Abstract

16 Background: Overexpression of MET in gastroesophageal cancer (GEC) is associated with poor prognosis and potentially predictive of anti-MET therapeutic benefit. IHC has been the method chosen to quantify MET expression to date. However, IHC is semi-quantitative, suffers from cross-reactivity, and is low throughput. Moreover, MET IHC is hampered by antigenic instability in FFPE sections, limiting its utility to recently cut FFPE sections. Increasing recognition of the importance of other biomarkers in GEC suggests that ‘economic’ testing of scarce samples will be required. We sought to develop a MET quantitative assay within our ‘GEC-plex’ Liquid-Tissue-selected reaction monitoring (LT-SRM) MS test.

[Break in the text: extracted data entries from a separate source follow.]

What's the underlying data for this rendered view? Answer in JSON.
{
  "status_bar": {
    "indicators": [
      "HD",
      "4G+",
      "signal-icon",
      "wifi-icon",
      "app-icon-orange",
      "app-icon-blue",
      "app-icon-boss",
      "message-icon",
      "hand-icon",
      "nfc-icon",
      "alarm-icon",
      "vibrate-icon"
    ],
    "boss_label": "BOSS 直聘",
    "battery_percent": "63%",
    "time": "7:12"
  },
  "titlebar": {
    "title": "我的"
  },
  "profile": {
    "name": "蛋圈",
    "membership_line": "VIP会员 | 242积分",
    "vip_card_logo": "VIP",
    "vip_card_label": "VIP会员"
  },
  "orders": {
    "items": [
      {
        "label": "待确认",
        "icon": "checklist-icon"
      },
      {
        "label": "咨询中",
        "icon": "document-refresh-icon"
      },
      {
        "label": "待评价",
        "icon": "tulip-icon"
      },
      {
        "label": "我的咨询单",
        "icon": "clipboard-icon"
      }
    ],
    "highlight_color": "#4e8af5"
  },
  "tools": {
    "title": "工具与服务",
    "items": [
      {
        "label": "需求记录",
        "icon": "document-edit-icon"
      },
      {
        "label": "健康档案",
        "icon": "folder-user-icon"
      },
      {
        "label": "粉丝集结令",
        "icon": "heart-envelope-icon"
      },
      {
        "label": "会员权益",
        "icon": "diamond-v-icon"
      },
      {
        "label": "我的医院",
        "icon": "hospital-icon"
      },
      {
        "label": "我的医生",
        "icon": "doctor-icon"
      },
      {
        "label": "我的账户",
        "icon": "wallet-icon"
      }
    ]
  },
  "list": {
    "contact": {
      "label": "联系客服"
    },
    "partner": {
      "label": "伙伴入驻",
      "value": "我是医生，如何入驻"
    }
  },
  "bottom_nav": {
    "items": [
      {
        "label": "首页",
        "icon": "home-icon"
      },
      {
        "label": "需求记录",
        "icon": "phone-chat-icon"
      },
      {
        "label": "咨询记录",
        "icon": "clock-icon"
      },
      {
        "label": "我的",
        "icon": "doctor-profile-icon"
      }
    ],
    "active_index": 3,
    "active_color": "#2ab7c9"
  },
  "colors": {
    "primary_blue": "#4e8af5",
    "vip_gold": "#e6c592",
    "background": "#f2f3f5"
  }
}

Methods: We used trypsin digestion mapping of rMET to identify unique peptides for MS assay development. The assay was pre-clinically validated in 5 cell lines, where electrochemiluminescence (ECL) immunoassay measurement of MET was also performed. To assess the MET MS assay stability from archival FFPE sections, freshly cut FFPE tissue sections were immediately microdissected, processed and analyzed, while adjacent sections were processed and analyzed one year after cutting, to compare temporal quantification from the same FFPE samples (n=33). MET expression was assessed in GEC cases (n=121), and compared to IHC and FISH in select cases. Results: Tryptic digestion mapping of rMET showed that peptide TEFTTALQR was optimal for MET quantification. The LLOD for this peptide was 150 amol with CV<20%. Validation of the MET MS assay on 5 cell lines revealed concordance when compared to ECL (R2=0.99). The MET MS assay demonstrated temporal stability of serial sections cut from 33 samples analyzed one year apart: CVs<20%, R2=0.75. Analysis of 121 GEC FFPE tissues showed a broad range of MET expression levels (<150-4600 amol/ug), with 36/121 (29.7%) having detectable levels, similar to that observed using IHC. MS expression thresholds were determined that reliably identified MET gene amplification; sensitivity and specificity of these thresholds will be presented. Conclusions: ‘GEC-plex’ has a quantitative, sensitive, and specific MET MS assay that can be multiplexed along with other GEC biomarkers.